Mais uma vez, Woody Allen conseguiu transcender-se, tal como sucedera com Match Point. E, mais uma vez, fê-lo duma forma magnífica.
Não que W.A. precise de se transcender para ser magnífico. Ele é-o, naturalmente. Assim, quando apelo ao conceito de transcendência, não me refiro a uma qualquer espécie de superação, mas a uma completa mudança de registo, dom com o qual nem todos os Artistas, por melhores que sejam, merecem a graça de ser contemplados.

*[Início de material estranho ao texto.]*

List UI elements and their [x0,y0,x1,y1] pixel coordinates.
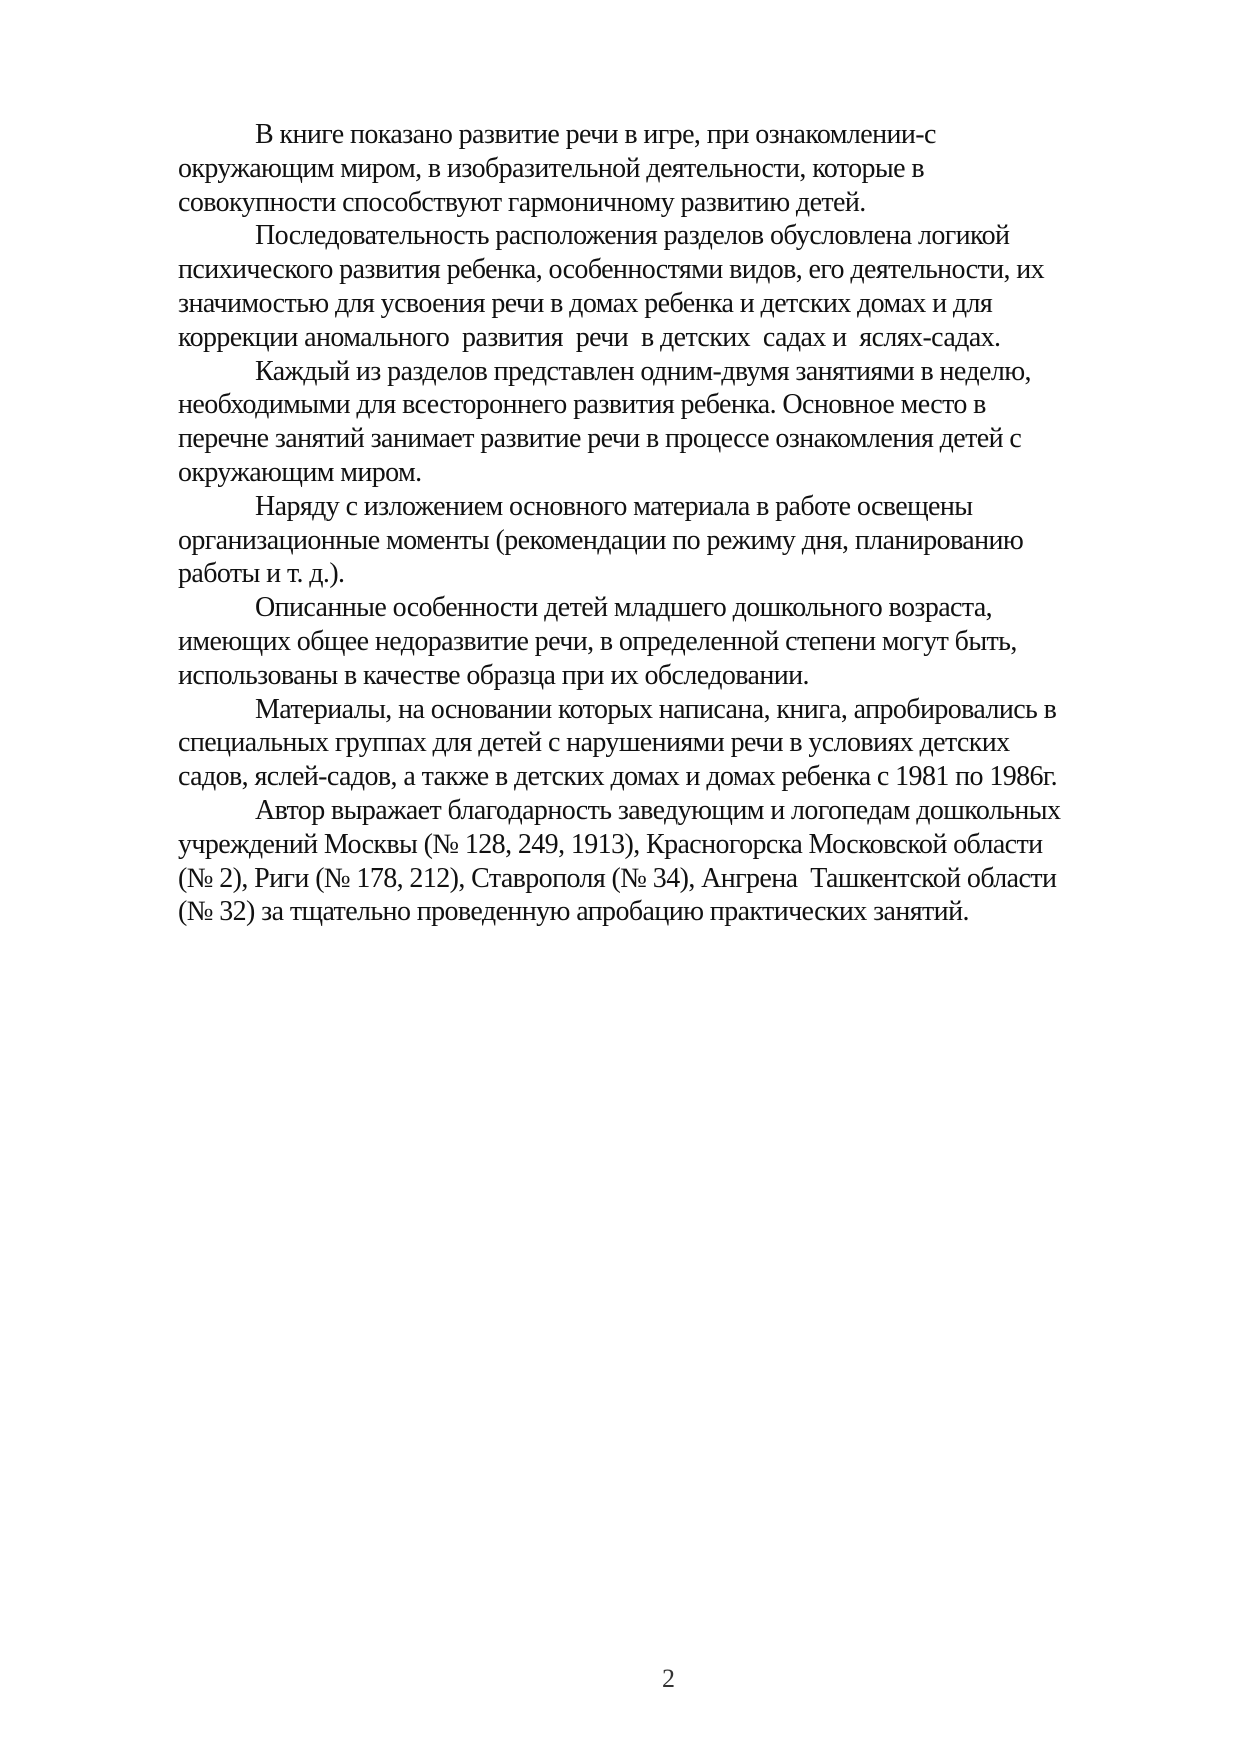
text-line: работы и т. д.). [178,558,345,590]
text-line: имеющих общее недоразвитие речи, в определенной степени могут быть, [178,625,1017,657]
paragraph [178,219,1158,354]
text-line: Каждый из разделов представлен одним-двумя занятиями в неделю, [255,355,1031,387]
text-line: необходимыми для всестороннего развития ребенка. Основное место в [178,389,986,421]
paragraph [178,355,1158,490]
text-line: Наряду с изложением основного материала в работе освещены [255,490,973,522]
paragraph [178,118,1158,219]
text-line: Автор выражает благодарность заведующим и логопедам дошкольных [255,794,1061,826]
text-line: Последовательность расположения разделов обусловлена логикой [255,220,1010,252]
paragraph [178,794,1158,929]
text-line: перечне занятий занимает развитие речи в процессе ознакомления детей с [178,423,1022,455]
text-line: учреждений Москвы (№ 128, 249, 1913), Красногорска Московской области [178,828,1043,860]
text-line: совокупности способствуют гармоничному развитию детей. [178,186,866,218]
text-line: Материалы, на основании которых написана, книга, апробировались в [255,693,1057,725]
text-line: организационные моменты (рекомендации по режиму дня, планированию [178,524,1024,556]
text-line: Описанные особенности детей младшего дошкольного возраста, [255,592,993,624]
text-line: использованы в качестве образца при их обследовании. [178,659,809,691]
text-line: психического развития ребенка, особенностями видов, его деятельности, их [178,254,1045,286]
paragraph [178,591,1158,692]
text-line: окружающим миром, в изобразительной деятельности, которые в [178,152,924,184]
paragraph [178,693,1158,794]
text-line: окружающим миром. [178,456,422,488]
document-body [178,118,1158,929]
page-number: 2 [662,1664,675,1693]
text-line: садов, яслей-садов, а также в детских домах и домах ребенка с 1981 по 1986г. [178,761,1058,793]
text-line: В книге показано развитие речи в игре, при ознакомлении-с [255,119,936,150]
text-line: коррекции аномального развития речи в детских садах и яслях-садах. [178,321,1001,353]
text-line: (№ 2), Риги (№ 178, 212), Ставрополя (№ 34), Ангрена Ташкентской области [178,862,1057,894]
text-line: специальных группах для детей с нарушениями речи в условиях детских [178,727,1010,759]
text-line: значимостью для усвоения речи в домах ребенка и детских домах и для [178,287,993,319]
paragraph [178,490,1158,591]
text-line: (№ 32) за тщательно проведенную апробацию практических занятий. [178,896,969,928]
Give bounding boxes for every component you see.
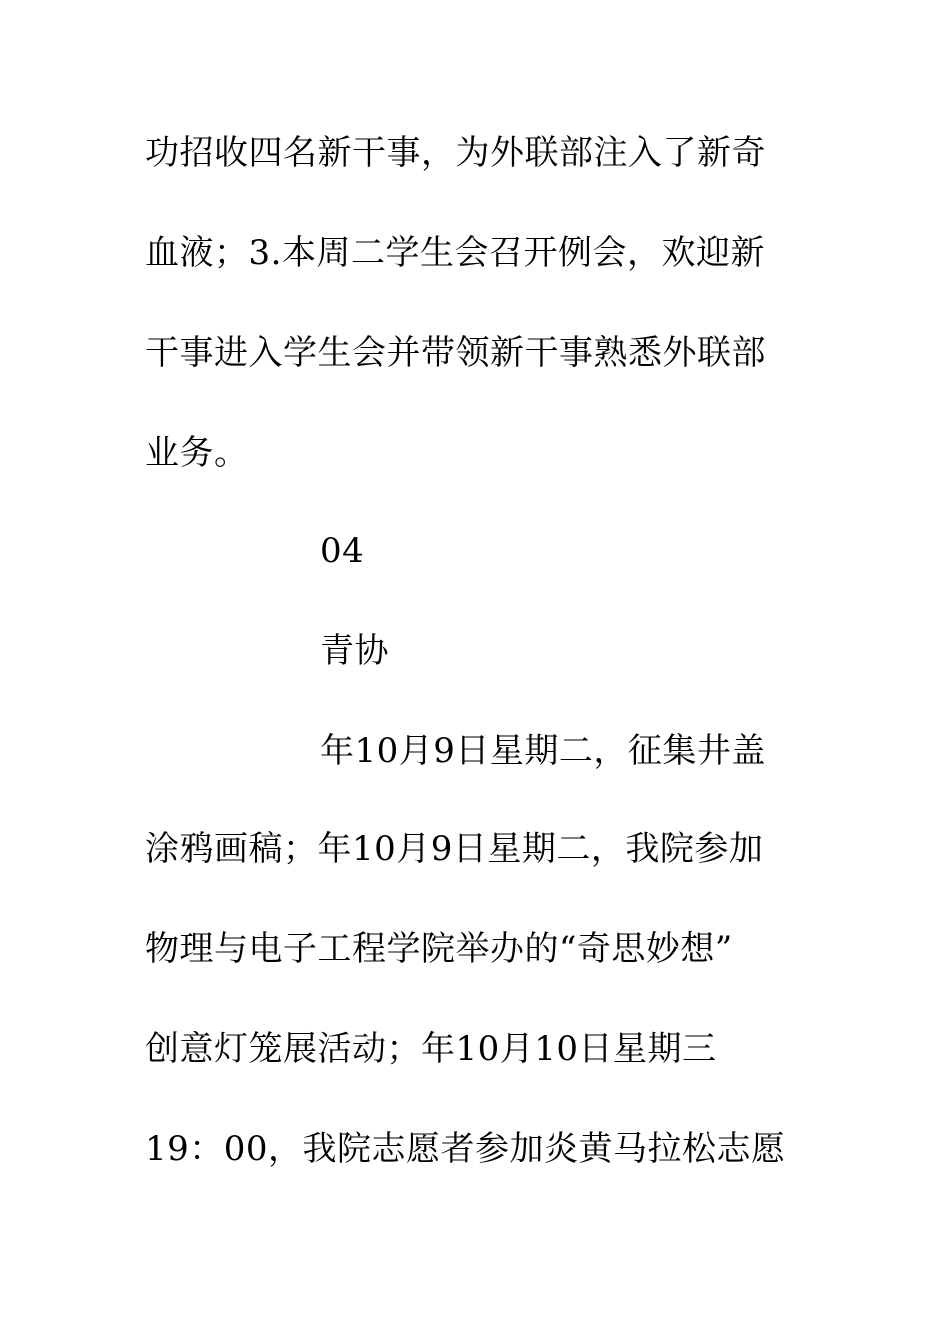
paragraph-first-line: 年10月9日星期二，征集井盖 — [320, 731, 766, 771]
body-text-line: 血液；3.本周二学生会召开例会，欢迎新 — [145, 233, 765, 273]
section-number: 04 — [320, 531, 365, 571]
body-text-line: 涂鸦画稿；年10月9日星期二，我院参加 — [145, 829, 764, 869]
section-heading: 青协 — [320, 631, 389, 671]
body-text-line: 创意灯笼展活动；年10月10日星期三 — [145, 1029, 717, 1069]
body-text-line: 物理与电子工程学院举办的“奇思妙想” — [145, 929, 733, 969]
body-text-line: 19：00，我院志愿者参加炎黄马拉松志愿 — [145, 1129, 786, 1169]
body-text-line: 干事进入学生会并带领新干事熟悉外联部 — [145, 333, 766, 373]
body-text-line: 业务。 — [145, 433, 249, 473]
body-text-line: 功招收四名新干事，为外联部注入了新奇 — [145, 133, 766, 173]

Blue Jasmine é, indubitavelmente, uma boa história, mas, em minha opinião, não reside aí a sua principal qualidade, aquilo que o diferencia de qualquer outro filme com semelhante objecto de narração (afinal, financeiros burlões, mulheres e homens traídos ..., who cares?).
A diferença - qualitativa - está, desde logo, na maneira como a história é contada, reveladora, nomeadamente, dum absoluto domínio dos tempos da acção, tal a mestria com que os flashbacks são introduzidos, de modo a deixarem-nos a sensação duma sequência perfeitamente síncrona (símbolo da linearidade do percurso para o desastre?).
A diferença reside, também, no ritmo e, sobretudo, na (profunda e constante) tensão, transmissora (e geradora?) dum permanente estado de alerta, de inquietação e de angústia - tal como em Match Point.
A diferença encontra-se, máximo dos máximos, na densidade conferida à análise psicológica da personagem principal, aliás, em mais uma brilhantíssima interpretação da Cate Blanchett - que se sente nos mais mínimos gestos da sua expressão corporal, de que destacaria, obviamente para além do rosto, as mãos.
Com mais este filme, a par do anterior Match Point, creio poder dizer-se que W.A., um dos mais preciosos ícones do humor inteligente, em clima de auto análise, se constrõe um outro ícone, o da tensão das profundezas da mente humana (qual novo Ingmar Bergman, salvaguardadas as diferenças de estilo e de conteúdos narrativos). Com um fundo negro, pelo peso explícito (e implícito), mas que não é humor. Nem era necessário que fosse. Antes pelo contrário. A matéria poderá, ainda, ser a mesma, a abordagem e a dimensão, manifestamente diferentes. Mas sempre magníficas.
E, todavia, há uma marca constante, denunciadora da autoria: a óptima banda sonora jazzística, também ela introduzida com um acerto notável, cumprindo (apenas) o papel dum oportuno sublinhado.
E há, ainda, as referências ao Xanax , ao Prozac, à ansiedade, claustrofobia e medo da morte. Mas estas, creio eu, nunca poderão desaparecer dos filmes do talentoso Mr. Allen, seja qual for o seu registo (e ainda bem, pois as imagens de marca, quando boas, devem manter-se).
Enfim, se Blue Jasmine não ganhar, pelo menos, os Óscares para melhor filme, melhor realizador e melhor actriz principal, vou ficar muito decepcionada. E só não prometo fazer greve ao cinema, visto não gostar de prometer o que não posso cumprir.